EJI Awards Scholarships to Winners of Brighton Essay Contest

12.14.15

Yesterday, EJI awarded $6000 in scholarships to the four winners of the 2015 Racial Justice Essay Contest in Brighton, Alabama. The contest was part of EJI’s racial history project, and the award ceremony followed EJI’s dedication of an historical marker in Brighton that documents the lynching of William Miller. An African American coal miner who sought better wages for Black mine workers, Mr. Miller was murdered by a white mob in 1908. More than a hundred city officials and community members witnessed the unveiling and dedication of the marker on Sunday.

All high school students in the Brighton area were eligible to participate in the essay contest. Participants chose an historical event from EJI’s A History of Racial Injustice 2015 Calendar as the subject of a 750-word essay.

Hueytown High School students Brieonna Collins and Layla Tatum tied for first place, and were each awarded a $2250 scholarship. Ms. Collins, a junior, wrote about the Chicago riots of 1919. “It made me feel like my ancestors fought a lot for me,” she told WVTM-13 News. Ms. Tatum, a senior, wrote about the lynching of three Black men in Duluth, Minnesota, in 1920. Both read their essays at the award ceremony.

The third place prize of $1000 went to Tayzha Parrish, a senior at Hueytown High, who wrote about the murder of civil rights activist Jimmie Lee Jackson by an Alabama state trooper in 1965. Carmen Knight, a senior at Pleasant Grove High School, won fourth place and received $500 for her essay about the 1963 bombing of the Sixteenth Street Baptist Church in Birmingham, Alabama.

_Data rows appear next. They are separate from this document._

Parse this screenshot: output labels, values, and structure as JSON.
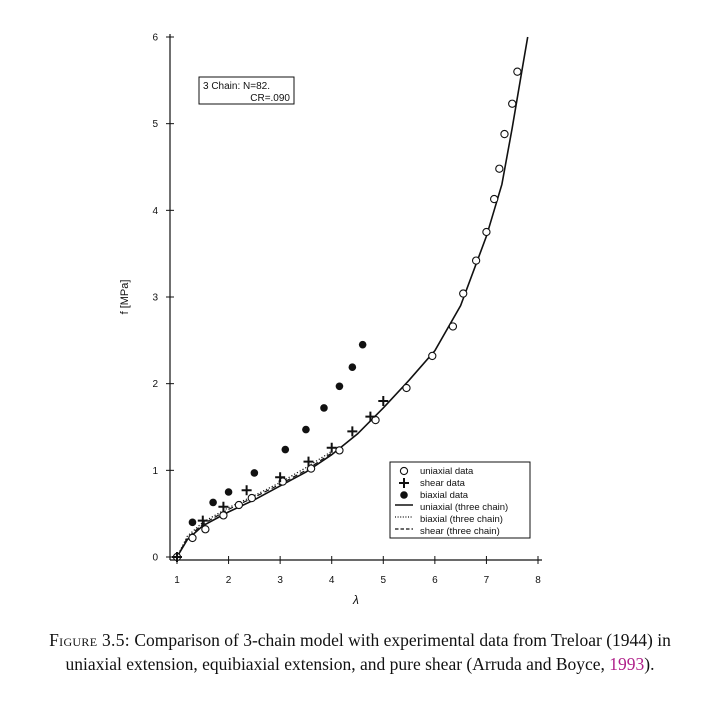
{
  "figure": {
    "annotation": {
      "line1": "3 Chain:  N=82.",
      "line2": "CR=.090"
    },
    "legend": [
      {
        "label": "uniaxial data",
        "symbol": "open-circle"
      },
      {
        "label": "shear data",
        "symbol": "plus"
      },
      {
        "label": "biaxial data",
        "symbol": "filled-circle"
      },
      {
        "label": "uniaxial (three chain)",
        "symbol": "solid-line"
      },
      {
        "label": "biaxial (three chain)",
        "symbol": "dotted-line"
      },
      {
        "label": "shear (three chain)",
        "symbol": "dashed-line"
      }
    ]
  },
  "chart_data": {
    "type": "scatter",
    "xlabel": "λ",
    "ylabel": "f [MPa]",
    "xlim": [
      1,
      8
    ],
    "ylim": [
      0,
      6
    ],
    "xticks": [
      1,
      2,
      3,
      4,
      5,
      6,
      7,
      8
    ],
    "yticks": [
      0,
      1,
      2,
      3,
      4,
      5,
      6
    ],
    "legend_position": "bottom-right",
    "grid": false,
    "series": [
      {
        "name": "uniaxial data",
        "kind": "points",
        "marker": "open-circle",
        "x": [
          1.0,
          1.3,
          1.55,
          1.9,
          2.2,
          2.45,
          3.05,
          3.6,
          4.15,
          4.85,
          5.45,
          5.95,
          6.35,
          6.55,
          6.8,
          7.0,
          7.15,
          7.25,
          7.35,
          7.5,
          7.6
        ],
        "y": [
          0.0,
          0.22,
          0.32,
          0.48,
          0.6,
          0.68,
          0.87,
          1.02,
          1.23,
          1.58,
          1.95,
          2.32,
          2.66,
          3.04,
          3.42,
          3.75,
          4.13,
          4.48,
          4.88,
          5.23,
          5.6
        ]
      },
      {
        "name": "shear data",
        "kind": "points",
        "marker": "plus",
        "x": [
          1.0,
          1.5,
          1.9,
          2.35,
          3.0,
          3.55,
          4.0,
          4.4,
          4.75,
          5.0
        ],
        "y": [
          0.0,
          0.42,
          0.58,
          0.77,
          0.92,
          1.1,
          1.26,
          1.45,
          1.62,
          1.8
        ]
      },
      {
        "name": "biaxial data",
        "kind": "points",
        "marker": "filled-circle",
        "x": [
          1.3,
          1.7,
          2.0,
          2.5,
          3.1,
          3.5,
          3.85,
          4.15,
          4.4,
          4.6
        ],
        "y": [
          0.4,
          0.63,
          0.75,
          0.97,
          1.24,
          1.47,
          1.72,
          1.97,
          2.19,
          2.45
        ]
      },
      {
        "name": "uniaxial (three chain)",
        "kind": "line",
        "style": "solid",
        "x": [
          1.0,
          1.2,
          1.5,
          2.0,
          2.5,
          3.0,
          3.5,
          4.0,
          4.5,
          5.0,
          5.5,
          6.0,
          6.5,
          7.0,
          7.3,
          7.5,
          7.7,
          7.8
        ],
        "y": [
          0.0,
          0.2,
          0.36,
          0.52,
          0.66,
          0.82,
          0.98,
          1.18,
          1.42,
          1.72,
          2.04,
          2.38,
          2.9,
          3.7,
          4.3,
          4.95,
          5.65,
          6.0
        ]
      },
      {
        "name": "biaxial (three chain)",
        "kind": "line",
        "style": "dotted",
        "x": [
          1.0,
          1.2,
          1.5,
          2.0,
          2.5,
          3.0,
          3.5,
          4.0
        ],
        "y": [
          0.0,
          0.24,
          0.4,
          0.57,
          0.71,
          0.86,
          1.03,
          1.22
        ]
      },
      {
        "name": "shear (three chain)",
        "kind": "line",
        "style": "dashed",
        "x": [
          1.0,
          1.2,
          1.5,
          2.0,
          2.5,
          3.0,
          3.5,
          4.0
        ],
        "y": [
          0.0,
          0.22,
          0.38,
          0.55,
          0.69,
          0.84,
          1.0,
          1.2
        ]
      }
    ]
  },
  "caption": {
    "label": "Figure 3.5:",
    "text": "Comparison of 3-chain model with experimental data from Treloar (1944) in uniaxial extension, equibiaxial extension, and pure shear (Arruda and Boyce, ",
    "cite_year": "1993",
    "closing": ")."
  }
}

“These inspiring young winners did the courageous, impressive work of telling the truth about our nation’s history of racial injustice,” said EJI Director Bryan Stevenson. “That truth-telling, together with markers and memorials that change the American landscape, is critical to advance our understanding about the legacy of lynching, and that understanding will make healing and reconciliation possible.”